Let me share with you some of the hidden benefits.
Learning from mistakes requires three things:
• Being courageous about making changes. Becoming successful in life requires that we take risks, and risks often involve failure. Provided we choose to learn from them, our mistakes can be our greatest teachers.
• Having the self-confidence to admit them. It is important to remember that we are all fallible human beings. Errors get our attention in this way, and help us become more understanding of ourselves and others’.
• Mistakes lead to personal growth and development. It is human to resist growth and change. We prefer to stick with what’s familiar. Determination to get it right may encourage us to step out on a limb and try something different.
Being afraid of taking a good look at ourselves and acknowledging that we got it wrong is really a lack of self-esteem. In the same way we are often afraid to ask for feedback. A few months ago I joined our local Toastmasters group. Toastmasters is about helping people to become competent public speakers. Each of us gives a speech and then we get instant feedback. I have learned more in these few weeks from listening to my ‘shortcomings’, than I learned previously from people telling me how good I was. Yes, praise is great, but critical, constructive feedback is as important. Unfortunately few people are comfortable with giving and receiving this kind of feedback.
Maximize the Values of making Mistakes
• Acknowledge feelings of disappointment, loss and annoyance about not getting it right. These feelings are normal and it is OK to allow yourself time to experience them.
• Step back and put what happened in perspective. Remember other mistakes you have made, and how you’ve gotten past them.
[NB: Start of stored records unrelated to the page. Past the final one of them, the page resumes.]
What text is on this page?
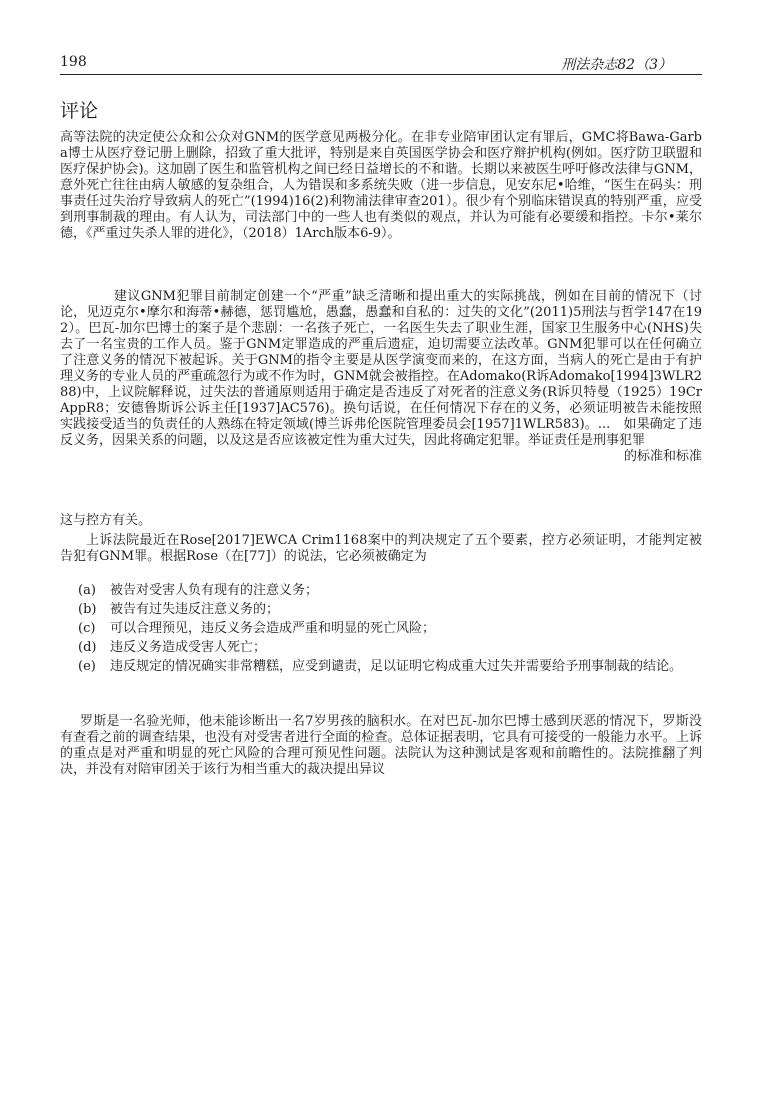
198	刑法杂志82（3）
评论

高等法院的决定使公众和公众对GNM的医学意见两极分化。在非专业陪审团认定有罪后，GMC将Bawa-Garba博士从医疗登记册上删除，招致了重大批评，特别是来自英国医学协会和医疗辩护机构(例如。医疗防卫联盟和医疗保护协会)。这加剧了医生和监管机构之间已经日益增长的不和谐。长期以来被医生呼吁修改法律与GNM，意外死亡往往由病人敏感的复杂组合，人为错误和多系统失败（进一步信息，见安东尼•哈维，“医生在码头：刑事责任过失治疗导致病人的死亡”(1994)16(2)利物浦法律审查201）。很少有个别临床错误真的特别严重，应受到刑事制裁的理由。有人认为，司法部门中的一些人也有类似的观点，并认为可能有必要缓和指控。卡尔•莱尔德，《严重过失杀人罪的进化》，（2018）1Arch版本6-9）。

　　　　建议GNM犯罪目前制定创建一个“严重”缺乏清晰和提出重大的实际挑战，例如在目前的情况下（讨论，见迈克尔•摩尔和海蒂•赫德，惩罚尴尬，愚蠢，愚蠢和自私的：过失的文化”(2011)5刑法与哲学147在192）。巴瓦-加尔巴博士的案子是个悲剧：一名孩子死亡，一名医生失去了职业生涯，国家卫生服务中心(NHS)失去了一名宝贵的工作人员。鉴于GNM定罪造成的严重后遗症，迫切需要立法改革。GNM犯罪可以在任何确立了注意义务的情况下被起诉。关于GNM的指令主要是从医学演变而来的，在这方面，当病人的死亡是由于有护理义务的专业人员的严重疏忽行为或不作为时，GNM就会被指控。在Adomako(R诉Adomako[1994]3WLR288)中，上议院解释说，过失法的普通原则适用于确定是否违反了对死者的注意义务(R诉贝特曼（1925）19CrAppR8；安德鲁斯诉公诉主任[1937]AC576)。换句话说，在任何情况下存在的义务，必须证明被告未能按照实践接受适当的负责任的人熟练在特定领域(博兰诉弗伦医院管理委员会[1957]1WLR583)。...　如果确定了违反义务，因果关系的问题，以及这是否应该被定性为重大过失，因此将确定犯罪。举证责任是刑事犯罪
的标准和标准

这与控方有关。

上诉法院最近在Rose[2017]EWCA Crim1168案中的判决规定了五个要素，控方必须证明，才能判定被告犯有GNM罪。根据Rose（在[77]）的说法，它必须被确定为

(a) 被告对受害人负有现有的注意义务；
(b) 被告有过失违反注意义务的；
(c) 可以合理预见，违反义务会造成严重和明显的死亡风险；
(d) 违反义务造成受害人死亡；
(e) 违反规定的情况确实非常糟糕，应受到谴责，足以证明它构成重大过失并需要给予刑事制裁的结论。

罗斯是一名验光师，他未能诊断出一名7岁男孩的脑积水。在对巴瓦-加尔巴博士感到厌恶的情况下，罗斯没有查看之前的调查结果，也没有对受害者进行全面的检查。总体证据表明，它具有可接受的一般能力水平。上诉的重点是对严重和明显的死亡风险的合理可预见性问题。法院认为这种测试是客观和前瞻性的。法院推翻了判决，并没有对陪审团关于该行为相当重大的裁决提出异议
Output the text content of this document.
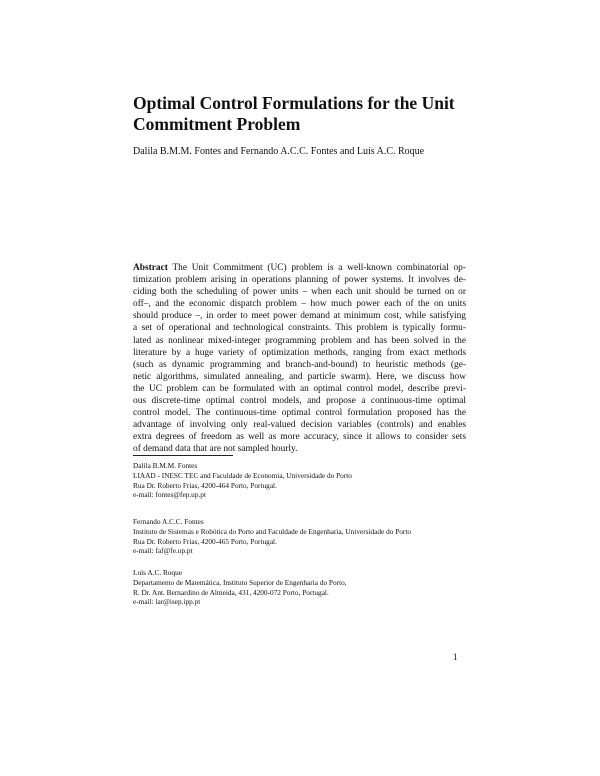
Optimal Control Formulations for the Unit
Commitment Problem
Dalila B.M.M. Fontes and Fernando A.C.C. Fontes and Luís A.C. Roque
Abstract The Unit Commitment (UC) problem is a well-known combinatorial op-
timization problem arising in operations planning of power systems. It involves de-
ciding both the scheduling of power units – when each unit should be turned on or
off–, and the economic dispatch problem – how much power each of the on units
should produce –, in order to meet power demand at minimum cost, while satisfying
a set of operational and technological constraints. This problem is typically formu-
lated as nonlinear mixed-integer programming problem and has been solved in the
literature by a huge variety of optimization methods, ranging from exact methods
(such as dynamic programming and branch-and-bound) to heuristic methods (ge-
netic algorithms, simulated annealing, and particle swarm). Here, we discuss how
the UC problem can be formulated with an optimal control model, describe previ-
ous discrete-time optimal control models, and propose a continuous-time optimal
control model. The continuous-time optimal control formulation proposed has the
advantage of involving only real-valued decision variables (controls) and enables
extra degrees of freedom as well as more accuracy, since it allows to consider sets
of demand data that are not sampled hourly.
Dalila B.M.M. Fontes
LIAAD - INESC TEC and Faculdade de Economia, Universidade do Porto
Rua Dr. Roberto Frias, 4200-464 Porto, Portugal.
e-mail: fontes@fep.up.pt
Fernando A.C.C. Fontes
Instituto de Sistemas e Robótica do Porto and Faculdade de Engenharia, Universidade do Porto
Rua Dr. Roberto Frias, 4200-465 Porto, Portugal.
e-mail: faf@fe.up.pt
Luís A.C. Roque
Departamento de Matemática, Instituto Superior de Engenharia do Porto,
R. Dr. Ant. Bernardino de Almeida, 431, 4200-072 Porto, Portugal.
e-mail: lar@isep.ipp.pt
1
• Take some time to answer the following questions: What will you do differently in the future? What else have you learned from this experience? What possible silver lining can you find in this?
• Talk to a mentor or trusted friend if necessary. Her/his moral support will prove invaluable. Better yet, maybe she’ll share some of her past mistakes, and you’ll both get a good laugh over the situation.
• If your mistake has impacted someone else, acknowledge it and sincerely apologize for it.
• Where appropriate, let others know what you’ve learned from your mistakes. Your input may keep them from repeating your errors. It will also show them know that you are vulnerable.
• Once you have taken the above steps, stop beating yourself up. Blaming yourself will merely drain your energy and keep you from moving forward.
People’s mistakes are rarely intentional. They usually occur as the result of ignorance, lack of awareness or knowledge. Cut yourself and others some slack and with care and attention you can turn them into gifts; gifts, which will benefit you and the people around you for a lifetime.